God’s preference for your ears is in our gospel for today, in the second miracle, how the Lord Jesus healed the deaf man with the speech impediment. As usual, St. Mark reports it without explaining it. He tells us that Jesus put his fingers in the man’s ears, spat, touched his tongue, looked up to heaven, groaned, and said in the local dialect, “Be opened.” 

Be opened up, be unclogged, uncorked, unstoppered. Be as fully opened as a human being should be. Be open to hear God’s words to you. Be open to speak back to God, to praise, to tell what God has done for you.

The Lord Jesus opened up the stopper on his soul. With his ears opened, the word of God could enter his mind, and go from his mind down into his soul, into his breath inside him, and once in his breath come back up and out of his mouth in speech. Ears, mind, soul, speech. And that made the man able now actively to love the Lord God with all his mind and all his soul.

The goal of this commandment is that you love the Lord your God with all your soul and with all your mind. The temptation is to love the image of God you’ve made in your mind. Yes, you have to use your mind, but you’ve got to keep revising and challenging your image by what you hear every week in the Word of God. That’s how the Lord God has designed it, that it happens more through sound than sight.

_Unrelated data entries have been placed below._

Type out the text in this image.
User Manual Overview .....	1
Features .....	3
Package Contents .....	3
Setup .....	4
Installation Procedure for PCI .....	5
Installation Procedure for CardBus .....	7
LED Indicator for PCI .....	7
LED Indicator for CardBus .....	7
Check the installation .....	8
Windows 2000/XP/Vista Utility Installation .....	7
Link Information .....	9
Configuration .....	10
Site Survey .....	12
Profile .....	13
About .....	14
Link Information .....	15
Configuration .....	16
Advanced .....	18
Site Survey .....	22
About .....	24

Jews and Muslims and most Christians agree on this. And this is why the Reformed churches have always emphasized sound over sight in worship. The message is the medium. The preaching, the hymn-singing, the sound of the community of Jesus, in the ear and on the voice, quite precisely the actual vibrations in the air to get it moving down into your soul. You are doing it now. You can do this.

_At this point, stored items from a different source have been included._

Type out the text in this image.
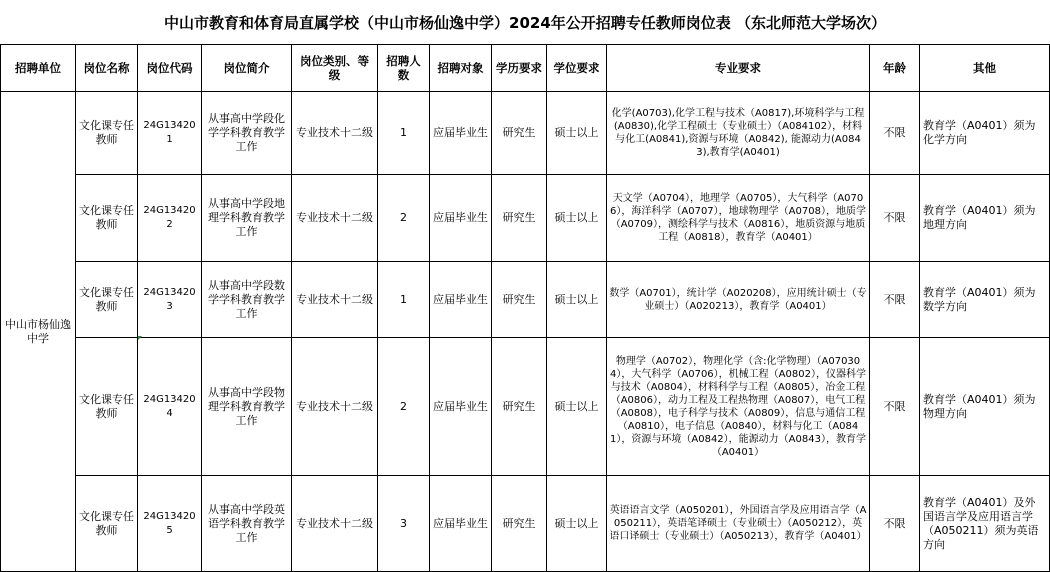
中山市教育和体育局直属学校（中山市杨仙逸中学）2024年公开招聘专任教师岗位表 （东北师范大学场次）
招聘单位	岗位名称	岗位代码	岗位简介	岗位类别、等级	招聘人数	招聘对象	学历要求	学位要求	专业要求	年龄	其他
中山市杨仙逸中学	文化课专任教师	24G134201	从事高中学段化学学科教育教学工作	专业技术十二级	1	应届毕业生	研究生	硕士以上	化学(A0703),化学工程与技术（A0817),环境科学与工程(A0830),化学工程硕士（专业硕士）（A084102），材料与化工(A0841),资源与环境（A0842), 能源动力(A0843),教育学(A0401)	不限	教育学（A0401）须为化学方向
	文化课专任教师	24G134202	从事高中学段地理学科教育教学工作	专业技术十二级	2	应届毕业生	研究生	硕士以上	天文学（A0704），地理学（A0705），大气科学（A0706），海洋科学（A0707），地球物理学（A0708），地质学（A0709），测绘科学与技术（A0816），地质资源与地质工程（A0818），教育学（A0401）	不限	教育学（A0401）须为地理方向
	文化课专任教师	24G134203	从事高中学段数学学科教育教学工作	专业技术十二级	1	应届毕业生	研究生	硕士以上	数学（A0701），统计学（A020208），应用统计硕士（专业硕士）（A020213），教育学（A0401）	不限	教育学（A0401）须为数学方向
	文化课专任教师	24G134204	从事高中学段物理学科教育教学工作	专业技术十二级	2	应届毕业生	研究生	硕士以上	物理学（A0702），物理化学（含:化学物理）（A070304），大气科学（A0706），机械工程（A0802），仪器科学与技术（A0804），材料科学与工程（A0805），冶金工程（A0806），动力工程及工程热物理（A0807），电气工程（A0808），电子科学与技术（A0809），信息与通信工程（A0810），电子信息（A0840），材料与化工（A0841），资源与环境（A0842），能源动力（A0843），教育学（A0401）	不限	教育学（A0401）须为物理方向
	文化课专任教师	24G134205	从事高中学段英语学科教育教学工作	专业技术十二级	3	应届毕业生	研究生	硕士以上	英语语言文学（A050201），外国语言学及应用语言学（A050211），英语笔译硕士（专业硕士）（A050212），英语口译硕士（专业硕士）（A050213），教育学（A0401）	不限	教育学（A0401）及外国语言学及应用语言学（A050211）须为英语方向
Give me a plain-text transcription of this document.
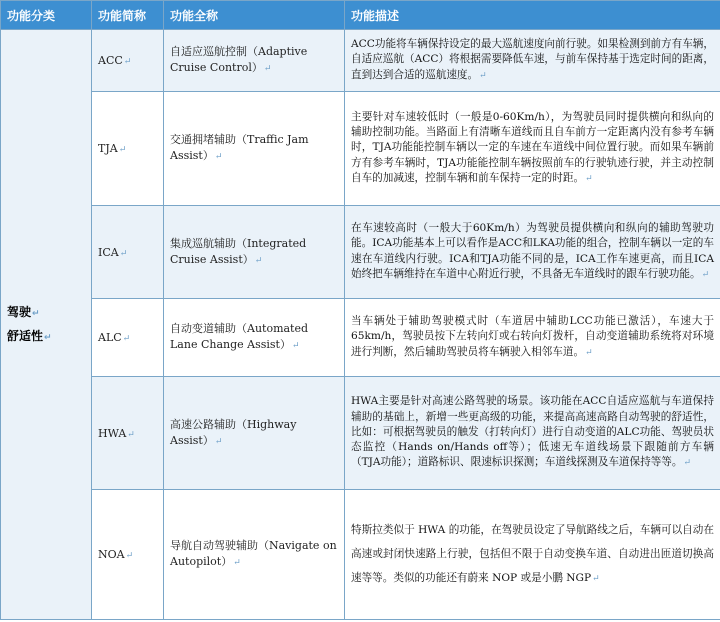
功能分类	功能简称	功能全称	功能描述
驾驶↵
舒适性↵	ACC↵	自适应巡航控制（Adaptive Cruise Control）↵	ACC功能将车辆保持设定的最大巡航速度向前行驶。如果检测到前方有车辆，自适应巡航（ACC）将根据需要降低车速，与前车保持基于选定时间的距离，直到达到合适的巡航速度。↵
	TJA↵	交通拥堵辅助（Traffic Jam Assist）↵	主要针对车速较低时（一般是0-60Km/h），为驾驶员同时提供横向和纵向的辅助控制功能。当路面上有清晰车道线而且自车前方一定距离内没有参考车辆时，TJA功能能控制车辆以一定的车速在车道线中间位置行驶。而如果车辆前方有参考车辆时，TJA功能能控制车辆按照前车的行驶轨迹行驶，并主动控制自车的加减速，控制车辆和前车保持一定的时距。↵
	ICA↵	集成巡航辅助（Integrated Cruise Assist）↵	在车速较高时（一般大于60Km/h）为驾驶员提供横向和纵向的辅助驾驶功能。ICA功能基本上可以看作是ACC和LKA功能的组合，控制车辆以一定的车速在车道线内行驶。ICA和TJA功能不同的是，ICA工作车速更高，而且ICA始终把车辆维持在车道中心附近行驶，不具备无车道线时的跟车行驶功能。↵
	ALC↵	自动变道辅助（Automated Lane Change Assist）↵	当车辆处于辅助驾驶模式时（车道居中辅助LCC功能已激活），车速大于65km/h，驾驶员按下左转向灯或右转向灯拨杆，自动变道辅助系统将对环境进行判断，然后辅助驾驶员将车辆驶入相邻车道。↵
	HWA↵	高速公路辅助（Highway Assist）↵	HWA主要是针对高速公路驾驶的场景。该功能在ACC自适应巡航与车道保持辅助的基础上，新增一些更高级的功能，来提高高速高路自动驾驶的舒适性，比如：可根据驾驶员的触发（打转向灯）进行自动变道的ALC功能、驾驶员状态监控（Hands on/Hands off等）；低速无车道线场景下跟随前方车辆（TJA功能）；道路标识、限速标识探测；车道线探测及车道保持等等。↵
	NOA↵	导航自动驾驶辅助（Navigate on Autopilot）↵	特斯拉类似于 HWA 的功能，在驾驶员设定了导航路线之后，车辆可以自动在高速或封闭快速路上行驶，包括但不限于自动变换车道、自动进出匝道切换高速等等。类似的功能还有蔚来 NOP 或是小鹏 NGP↵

The message is for your salvation, every week — that you find the Lord God not in richness but in poverty, not the richness of your idea of God, but in the poverty of your own soul where God has come to find you. Not in lofty ideas of God but in God’s grief and lamentation, in your losses and your tears. You eat the crumbs from the table with the other beggars here, and on those beggars is the face of God. And when they look at your own beggar’s face, they see God’s face too.

The message shapes you from the inside, from the inside out. It’s how God carves you out and crafts you into an image of God’s self. The word of God into your mind and your soul is designed to shape you into a shape that is worthy of the God who created you. You cannot ever separate your own self-image from your image of God, and you’re not supposed to. You can do this, on your inside, no matter what you look like on the outside, your own soul can carry the moral likeness of God.

Which is why, on your daily Christian walk, your might take the earbuds out of your ears and  be opened to your living soul. As you address the world, gaze not upon your iPhone and the icons on your screen but on the faces of the people around you. Let them see your face, which has on it (more than you know it, and even in your lines and blemishes) the image of the love of God.